Auch der Garten war noch nie so üppig. Wir haben dem alten Gewächshaus ein neues Dach und neue Erde gegönnt, was zu einer nie gekannten Tomatenschwemme geführt hat. Seit dem Sommer versorgen wir uns mit frisch geernteten oder eingekochten Bio-Gemüse, Kartoffeln und Salat. Da kann nichts Gekauftes mithalten, und mit den Händen in der Erde wühlen ist ein wunderbarer Ausgleich für alle „kopfigen“ Tätigkeiten. Also: Garten macht glücklich!
Mein Jahr 2022 in Zahlen
- 35 Fortbildungen habe ich in 2022 gegeben (im Vergleich zu 12 in 2021 und 8 in 2020)
- 468 Teilnehmer*innen haben wir erreicht (schätzungsweise)

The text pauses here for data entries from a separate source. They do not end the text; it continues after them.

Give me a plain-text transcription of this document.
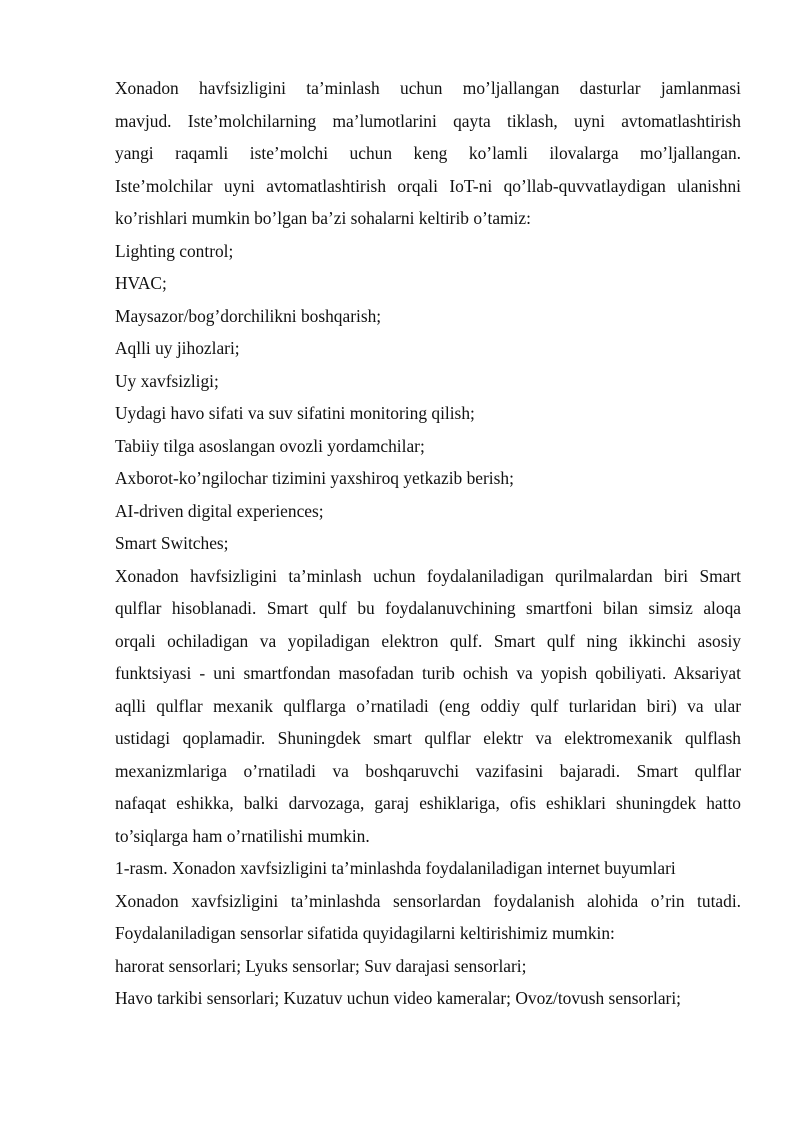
Xonadon havfsizligini ta’minlash uchun mo’ljallangan dasturlar jamlanmasi
mavjud. Iste’molchilarning ma’lumotlarini qayta tiklash, uyni avtomatlashtirish
yangi raqamli iste’molchi uchun keng ko’lamli ilovalarga mo’ljallangan.
Iste’molchilar uyni avtomatlashtirish orqali IoT-ni qo’llab-quvvatlaydigan ulanishni
ko’rishlari mumkin bo’lgan ba’zi sohalarni keltirib o’tamiz:
Lighting control;
HVAC;
Maysazor/bog’dorchilikni boshqarish;
Aqlli uy jihozlari;
Uy xavfsizligi;
Uydagi havo sifati va suv sifatini monitoring qilish;
Tabiiy tilga asoslangan ovozli yordamchilar;
Axborot-ko’ngilochar tizimini yaxshiroq yetkazib berish;
AI-driven digital experiences;
Smart Switches;
Xonadon havfsizligini ta’minlash uchun foydalaniladigan qurilmalardan biri Smart
qulflar hisoblanadi. Smart qulf bu foydalanuvchining smartfoni bilan simsiz aloqa
orqali ochiladigan va yopiladigan elektron qulf. Smart qulf ning ikkinchi asosiy
funktsiyasi - uni smartfondan masofadan turib ochish va yopish qobiliyati. Aksariyat
aqlli qulflar mexanik qulflarga o’rnatiladi (eng oddiy qulf turlaridan biri) va ular
ustidagi qoplamadir. Shuningdek smart qulflar elektr va elektromexanik qulflash
mexanizmlariga o’rnatiladi va boshqaruvchi vazifasini bajaradi. Smart qulflar
nafaqat eshikka, balki darvozaga, garaj eshiklariga, ofis eshiklari shuningdek hatto
to’siqlarga ham o’rnatilishi mumkin.
1-rasm. Xonadon xavfsizligini ta’minlashda foydalaniladigan internet buyumlari
Xonadon xavfsizligini ta’minlashda sensorlardan foydalanish alohida o’rin tutadi.
Foydalaniladigan sensorlar sifatida quyidagilarni keltirishimiz mumkin:
harorat sensorlari; Lyuks sensorlar; Suv darajasi sensorlari;
Havo tarkibi sensorlari; Kuzatuv uchun video kameralar; Ovoz/tovush sensorlari;
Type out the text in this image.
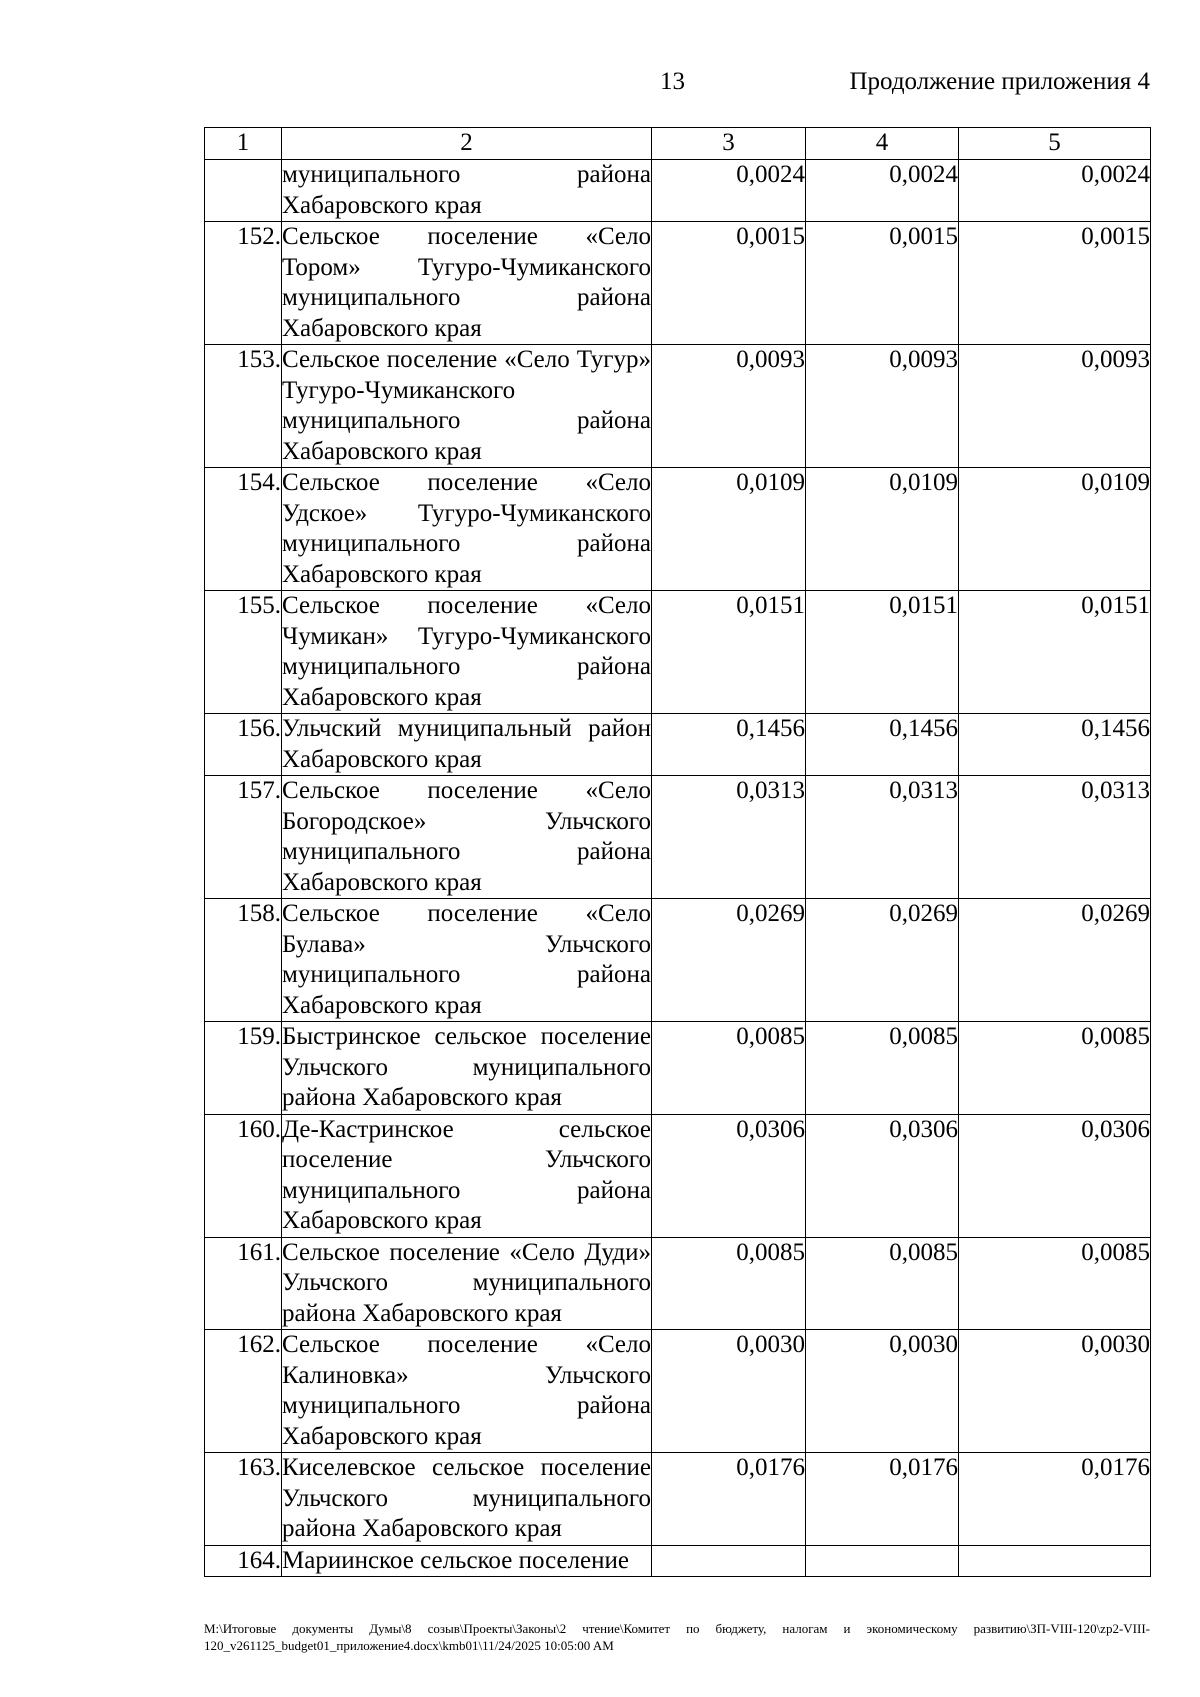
13	Продолжение приложения 4
1	2	3	4	5
	муниципального района Хабаровского края	0,0024	0,0024	0,0024
152.	Сельское поселение «Село Тором» Тугуро-Чумиканского муниципального района Хабаровского края	0,0015	0,0015	0,0015
153.	Сельское поселение «Село Тугур» Тугуро-Чумиканского муниципального района Хабаровского края	0,0093	0,0093	0,0093
154.	Сельское поселение «Село Удское» Тугуро-Чумиканского муниципального района Хабаровского края	0,0109	0,0109	0,0109
155.	Сельское поселение «Село Чумикан» Тугуро-Чумиканского муниципального района Хабаровского края	0,0151	0,0151	0,0151
156.	Ульчский муниципальный район Хабаровского края	0,1456	0,1456	0,1456
157.	Сельское поселение «Село Богородское» Ульчского муниципального района Хабаровского края	0,0313	0,0313	0,0313
158.	Сельское поселение «Село Булава» Ульчского муниципального района Хабаровского края	0,0269	0,0269	0,0269
159.	Быстринское сельское поселение Ульчского муниципального района Хабаровского края	0,0085	0,0085	0,0085
160.	Де-Кастринское сельское поселение Ульчского муниципального района Хабаровского края	0,0306	0,0306	0,0306
161.	Сельское поселение «Село Дуди» Ульчского муниципального района Хабаровского края	0,0085	0,0085	0,0085
162.	Сельское поселение «Село Калиновка» Ульчского муниципального района Хабаровского края	0,0030	0,0030	0,0030
163.	Киселевское сельское поселение Ульчского муниципального района Хабаровского края	0,0176	0,0176	0,0176
164.	Мариинское сельское поселение			
M:\Итоговые документы Думы\8 созыв\Проекты\Законы\2 чтение\Комитет по бюджету, налогам и экономическому развитию\ЗП-VIII-120\zp2-VIII-120_v261125_budget01_приложение4.docx\kmb01\11/24/2025 10:05:00 AM
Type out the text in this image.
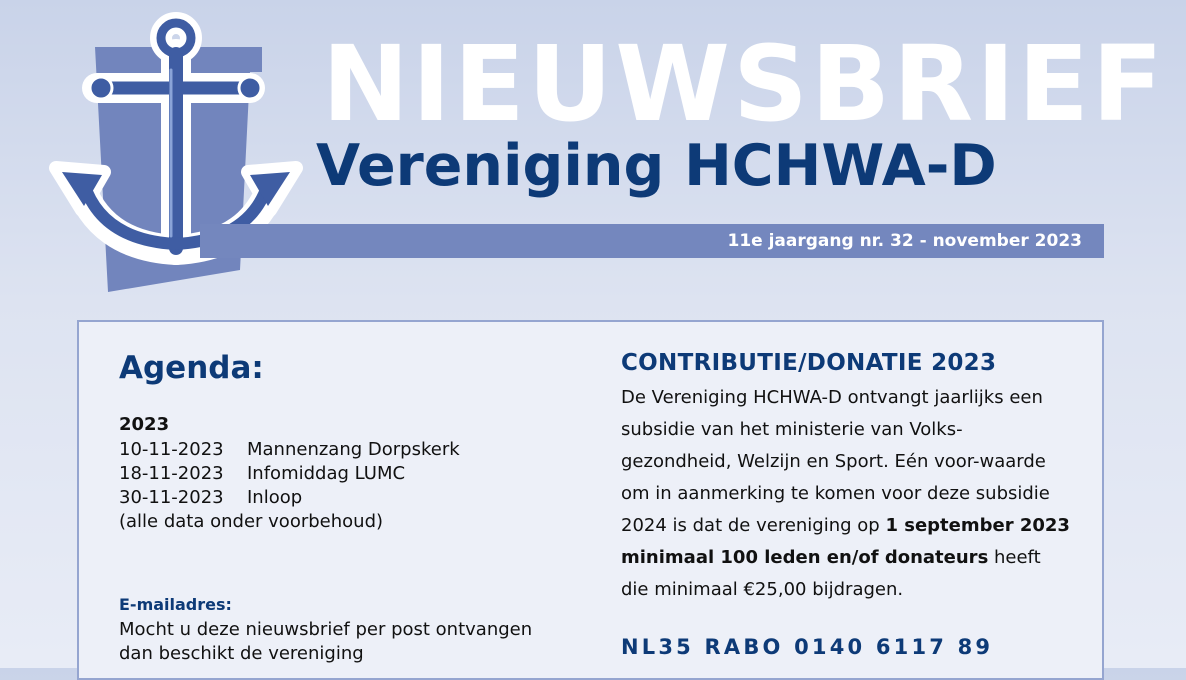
NIEUWSBRIEF
Vereniging HCHWA-D
11e jaargang nr. 32 - november 2023
Agenda:
2023
10-11-2023 Mannenzang Dorpskerk
18-11-2023 Infomiddag LUMC
30-11-2023 Inloop
(alle data onder voorbehoud)
E-mailadres:

Mocht u deze nieuwsbrief per post ontvangen dan beschikt de vereniging

CONTRIBUTIE/DONATIE 2023

De Vereniging HCHWA-D ontvangt jaarlijks een subsidie van het ministerie van Volks-gezondheid, Welzijn en Sport. Eén voor-waarde om in aanmerking te komen voor deze subsidie 2024 is dat de vereniging op 1 september 2023 minimaal 100 leden en/of donateurs heeft die minimaal €25,00 bijdragen.

NL35 RABO 0140 6117 89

- 2 Artikel habe ich geschrieben. Besonders freut mich mein Kapitel zu „Reflexion und Selbstfürsorge“ im Lehrbuch transkulturelle Traumapädagogik, aber auch das Kapitel „Wie gemeinsame Forschung Wissen schafft“ mit den Kooperationspartnerinnen eines kleinen Forschungsprojekts war ein schöner, kooperativer Prozess! Vor allem war es schön, mal wieder war zu schreiben und zu merken, wie gerne ich das tue!
- 312 Tage habe ich mit Yoga begonnen (auf der Basis der Schätzung, dass ich es an 6 von 7 Morgen geschafft habe).
- 936 km sind wir gewandert (auf der Basis der Schätzung, dass wir durchschnittlich drei Mal in der Woche durchschnittlich 6 km gelaufen sind. Wahrscheinlich war es mehr.)
- 52 Vorratsgläser habe ich eingekocht, 32 mit Tomatensauce, 12 mit Apfelmus, 4 mit Rotkohl und 4 mit Bohnen. Diese Art von „Fastfood aus dem Garten“ gönne ich mir gerne.
Und was steht an in 2023?
Gerne weiter so! Weiter möglichst viel in Präsenz arbeiten, weiter mit Seminaren unterwegs sein, weiter neue Orte und Menschen kennen lernen. Weiter zum Thema Trauma und Selbstfürsorge arbeiten. Und weiter möglichst viel Zeit draußen in der Natur verbringen.
Und: das Rad dreht sich weiter. Es fühlt sich nicht so an, als seien wir mit dem Umbruch schon fertig. Ich bin gespannt, was sich im neuen Jahr entwickeln will.